Back in 2012, I was really into fantasy and historical fiction books: The Name of the Wind (Patrick Rothfuss), A Magic of Twilight (S. L. Farrell), Armageddon (Eduardo Spohr), The Warlord Chronicles and The Saxon Stories (Bernard Cornwell), etc. I was also listening to a lot of podcasts on the subject, and following most of the latest releases in these genres in Brazil. I eventually noticed a pattern in the book titles.
I think it’s much more obvious in the translated Portuguese titles than it is in English, but I’ll explain it with the English titles, because I can find enough examples that follow the rule. Most of the books are titled something like:
[Article] Noun _of_ [Article] Noun
Examples:
- The Name of the Wind
- A Magic of Twilight
- Enemy of God
- Lords of the North
- A Game of Thrones
- The Fellowship of the Ring
- The Wheel of Time
In English, you’ll sometimes find a slightly different structure, with an adjective coming before the noun, like The Pale Horseman. In Portuguese, since the adjective always comes after the noun, I think it’s much more common to use adjective phrases instead of just a single adjective. Plus, in English there are two ways of forming adjective phrases: Noun Noun and Noun of Noun, and they often mean different things. In Portuguese, this difference is not as clear.
Based on that, I created a “fantasy book title generator”, and it’s been online for about 13 years now, at the same address: https://labs.crocidb.com/fantasy-generator/. Somehow it’s still popular.
Fantasy Generator
Even in the age of LLMs, it still gets around 100 visits per month. I’ve had people tell me they’ve used it for their DnD campaigns, including people who didn’t even know I was the one who made it in the first place.
The implementation is really basic. All I have is a list of nouns for the subject and another one for the adjective phrase:
["O", "Anjo"],
["Os", "Anjos"],
["O", "Rei"],
["Os", "Reis"],
["O", "Deus"],
["Os", "Deuses"],
["O", "Panteão"],
["A", "Irmandade"],
...
Articles are separated because sometimes they can be omitted, which multiplies the possibilities even further.

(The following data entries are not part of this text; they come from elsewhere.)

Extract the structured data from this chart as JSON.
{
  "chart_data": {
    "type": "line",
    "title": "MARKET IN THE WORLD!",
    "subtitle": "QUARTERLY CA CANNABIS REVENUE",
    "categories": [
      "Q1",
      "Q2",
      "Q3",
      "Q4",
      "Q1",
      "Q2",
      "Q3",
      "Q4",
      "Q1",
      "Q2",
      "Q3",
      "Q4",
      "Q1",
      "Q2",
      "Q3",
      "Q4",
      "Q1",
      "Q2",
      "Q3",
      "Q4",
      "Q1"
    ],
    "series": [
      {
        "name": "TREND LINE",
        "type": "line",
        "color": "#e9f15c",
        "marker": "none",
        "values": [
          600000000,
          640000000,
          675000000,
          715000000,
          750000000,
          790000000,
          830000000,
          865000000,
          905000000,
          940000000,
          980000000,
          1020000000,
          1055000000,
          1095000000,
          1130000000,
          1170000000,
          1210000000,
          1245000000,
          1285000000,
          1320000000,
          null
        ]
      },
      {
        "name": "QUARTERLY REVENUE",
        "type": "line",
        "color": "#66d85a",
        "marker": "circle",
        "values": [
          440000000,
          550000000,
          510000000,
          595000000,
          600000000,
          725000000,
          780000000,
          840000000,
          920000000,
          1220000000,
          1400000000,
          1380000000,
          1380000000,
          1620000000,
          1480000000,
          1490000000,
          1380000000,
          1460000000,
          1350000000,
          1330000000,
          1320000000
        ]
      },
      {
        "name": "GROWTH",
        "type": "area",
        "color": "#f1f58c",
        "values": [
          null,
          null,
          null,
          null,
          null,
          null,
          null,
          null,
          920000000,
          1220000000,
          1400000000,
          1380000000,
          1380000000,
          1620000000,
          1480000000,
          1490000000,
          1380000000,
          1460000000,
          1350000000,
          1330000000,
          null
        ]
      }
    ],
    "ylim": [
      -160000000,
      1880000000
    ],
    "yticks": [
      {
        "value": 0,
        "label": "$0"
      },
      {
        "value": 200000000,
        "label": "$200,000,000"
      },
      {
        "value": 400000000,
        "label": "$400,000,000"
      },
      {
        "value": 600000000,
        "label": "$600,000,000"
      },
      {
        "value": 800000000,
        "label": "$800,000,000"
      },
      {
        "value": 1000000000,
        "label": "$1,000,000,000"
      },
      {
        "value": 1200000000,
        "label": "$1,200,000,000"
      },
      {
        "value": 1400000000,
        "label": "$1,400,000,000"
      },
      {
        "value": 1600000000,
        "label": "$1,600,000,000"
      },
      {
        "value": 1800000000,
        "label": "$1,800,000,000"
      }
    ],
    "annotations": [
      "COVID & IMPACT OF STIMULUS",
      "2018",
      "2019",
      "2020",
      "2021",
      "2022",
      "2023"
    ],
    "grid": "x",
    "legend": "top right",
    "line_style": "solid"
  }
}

For the adjectives, Portuguese helped me even more, because we always combine the preposition and the article that comes after it. For example, in “Lords of the North”, the “of the” would be “de o Norte”, but “de o” becomes “do”, so it’s shorter and easier:
["do", "Trono"],
["do", "Reino"],
["da", "Coroa"],
["do", "Castelo"],
["da", "Guerra"],
["da", "Paz"],
["da", "Coragem"],
["da", "Justiça"]
I kept them separated because at some point I was going to introduce indefinite articles to the mix, but I just never did.
Those nouns and adjectives are divided into different categories, things like “Angels”, “Kings”, “Gods”, “Vampires”, “Magic”, etc., from which the user can pick their own combination. The code to generate a title is really simple, and the last change was 13 years ago:
function generate()
{
var nouns = [];
for (var i in noun)
{
var element = $("#" + i);
if (element.length == 0 || element.attr("checked"))
{
nouns = nouns.concat(noun[i]);
}
}
var index = Math.floor(Math.random() * nouns.length);
var selectedNoun = nouns[index];
var article = Math.floor(Math.random() * 3) == 1;
var generatedName = "";
if (!article) generatedName += selectedNoun[0] + " ";
generatedName += selectedNoun[1];
var adjs = [];
for (var i in adj)
{
var element = $("#" + i);
if (element.length == 0 || element.attr("checked"))
{
adjs = adjs.concat(adj[i]);
}
}
index = Math.floor(Math.random() * adjs.length);
var selectedAdj = adjs[index];
generatedName += " " + selectedAdj[0] + " ";
generatedName += selectedAdj[1];
$("h1").text(generatedName);
};
An LLM nowadays can give you results that are so much better, more diverse and more complex than that, but I find some beauty in simple solutions like that. Before I tried implementing a zodiac horoscope generator too. It was a bit more complex, because I had to divide phrases in different parts to have full sentences that made sense, but it worked beautifully too.